A Páscoa que o Brasil necessita

Dom Reginaldo Andrietta, Bispo Diocesano de Jales

 
Aproximando-nos da Páscoa, convém refletirmos sobre seu sentido, especialmente para o Brasil de hoje. Muitos a associam aos ovos de chocolate. Seu sentido real, no entanto, é a libertação de tudo o que nos desumaniza. Por isso, a cada ano, durante a quaresma, a Igreja no Brasil realiza por meio da Campanha da Fraternidade, um amplo trabalho de conscientização sobre situações que afligem o povo brasileiro, visando ações que as transformem.

A Páscoa, originalmente celebrada pelos judeus como libertação da escravidão no Egito, passou a ser celebrada pelos cristãos como libertação de todo tipo de escravidão, finalmente, libertação da morte pela ressurreição de Cristo. Ao ressuscitar, Cristo abriu as portas para nossa ressurreição. Quem crê em Cristo vive como nova criatura. Celebrar sua ressurreição implica fazê-la acontecer em nossa vida pessoal e social.

Nossa caminhada quaresmal deste ano no Brasil, inspirada pelo tema da Campanha da Fraternidade, "Casa Comum: Nossa Responsabilidade", focada no saneamento básico, culmina na Páscoa, na qual celebramos o dom total de Jesus pela salvação da humanidade, dispondo-nos a doar, também, nossa vida por uma humanidade transformada, a começar por um país politicamente mais saudável.

Cremos em Deus encarnado na história humana. Por isso, entendemos que nossa fé orienta nossos projetos de vida em sociedade e inspira nossas ações para que o Reino de Deus inaugurado por Jesus se manifeste presente na realidade brasileira. "O Reino de Deus está entre vós" (Lc 17,21). O engajamento social da Igreja decorre dessa convicção. Por isso, a Igreja, particularmente no Brasil, afronta os problemas que afetam a vida em sociedade.
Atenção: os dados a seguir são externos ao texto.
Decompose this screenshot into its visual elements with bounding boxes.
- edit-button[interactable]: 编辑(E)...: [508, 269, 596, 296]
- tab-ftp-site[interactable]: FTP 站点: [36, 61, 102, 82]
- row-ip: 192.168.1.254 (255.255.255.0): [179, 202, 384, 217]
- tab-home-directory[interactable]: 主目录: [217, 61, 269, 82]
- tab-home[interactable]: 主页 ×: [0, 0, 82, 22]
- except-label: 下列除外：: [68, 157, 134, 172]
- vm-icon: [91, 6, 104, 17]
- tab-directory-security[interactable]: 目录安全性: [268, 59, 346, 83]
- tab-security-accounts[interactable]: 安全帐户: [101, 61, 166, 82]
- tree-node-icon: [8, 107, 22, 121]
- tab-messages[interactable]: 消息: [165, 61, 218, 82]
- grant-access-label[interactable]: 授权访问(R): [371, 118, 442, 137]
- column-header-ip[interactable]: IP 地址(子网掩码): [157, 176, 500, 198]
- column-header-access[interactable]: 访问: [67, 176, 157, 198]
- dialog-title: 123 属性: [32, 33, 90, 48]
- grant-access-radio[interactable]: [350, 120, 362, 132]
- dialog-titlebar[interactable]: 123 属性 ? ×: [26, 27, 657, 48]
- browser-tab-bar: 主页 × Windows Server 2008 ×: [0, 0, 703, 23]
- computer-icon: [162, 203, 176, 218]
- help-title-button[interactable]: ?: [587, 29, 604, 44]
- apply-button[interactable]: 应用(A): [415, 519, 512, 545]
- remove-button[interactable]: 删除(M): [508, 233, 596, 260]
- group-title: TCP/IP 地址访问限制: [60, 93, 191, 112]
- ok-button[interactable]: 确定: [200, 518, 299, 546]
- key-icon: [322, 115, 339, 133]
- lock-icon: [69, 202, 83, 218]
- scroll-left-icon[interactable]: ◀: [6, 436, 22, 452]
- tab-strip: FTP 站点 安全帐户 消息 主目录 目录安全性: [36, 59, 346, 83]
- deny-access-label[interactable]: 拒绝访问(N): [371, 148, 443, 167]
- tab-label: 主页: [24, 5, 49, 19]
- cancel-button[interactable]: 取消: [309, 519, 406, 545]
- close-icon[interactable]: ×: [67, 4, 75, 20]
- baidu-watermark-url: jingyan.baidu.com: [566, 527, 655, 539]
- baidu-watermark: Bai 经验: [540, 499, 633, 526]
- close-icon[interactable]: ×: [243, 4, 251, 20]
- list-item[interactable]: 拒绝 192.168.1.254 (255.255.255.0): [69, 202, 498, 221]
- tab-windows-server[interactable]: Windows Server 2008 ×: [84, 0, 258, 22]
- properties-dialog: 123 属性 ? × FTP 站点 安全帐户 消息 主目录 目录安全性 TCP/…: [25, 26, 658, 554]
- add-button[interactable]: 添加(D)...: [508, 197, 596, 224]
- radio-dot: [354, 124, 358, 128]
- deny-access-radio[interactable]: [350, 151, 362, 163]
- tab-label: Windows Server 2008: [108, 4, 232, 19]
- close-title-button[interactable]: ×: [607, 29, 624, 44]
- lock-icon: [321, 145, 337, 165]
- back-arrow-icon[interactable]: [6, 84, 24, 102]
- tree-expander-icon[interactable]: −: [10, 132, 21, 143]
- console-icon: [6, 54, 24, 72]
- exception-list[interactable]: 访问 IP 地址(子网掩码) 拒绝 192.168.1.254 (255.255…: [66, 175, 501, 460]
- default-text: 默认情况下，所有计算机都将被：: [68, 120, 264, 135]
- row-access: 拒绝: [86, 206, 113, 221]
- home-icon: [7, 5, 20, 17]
Quanto mais refletimos sobre esses problemas, mais nos conscientizamos sobre uma de suas principais causas: a perversidade de nosso sistema econômico. Ele concentra os meios de produção nas mãos de poucos, produz riquezas para uma minoria, mantém os trabalhadores em condições de precariedade, exclui do mercado de trabalho os jovens sem experiência e sem formação profissional especializada, descarta os trabalhadores com idade avançada, explora e destrói de maneira inescrupulosa o meio ambiente.

Com a Campanha da Fraternidade deste ano, tornamo-nos mais convencidos sobre a necessidade de transformar este sistema. Diante de muito por fazer, a Igreja entende que é urgente criar estruturas que consolidem uma ordem social, econômica e política na qual não haja iniquidades. Essa nova ordem supõe, muito além da ética pessoal dos governantes, mudanças na forma de elegê-los e de governar.

Por isso, a Igreja no Brasil nos convida nesta Páscoa, a um engajamento em prol de uma ampla reforma política que implique mudanças nas regras eleitorais, sobretudo no tocante ao financiamento de campanhas eleitorais. O avanço da democracia, de representativa a participativa, é o objetivo último da reforma política que continua a ser defendida pela Igreja neste país. Devemos, sim, ocupar ruas e praças para dar evidência a essa luta.

A Páscoa que ansiamos celebrar no Brasil só terá sentido se for acompanhada por ações que transformem radicalmente a cultura e organização política deste país. Que o tempo pascal que se aproxima, seja, pois, um tempo para renovar nossa esperança. Cristo venceu mecanismos de opressão e a própria morte. Com Ele, seremos também vitoriosos. Basta crermos e continuarmos nossa luta com coragem e sabedoria política.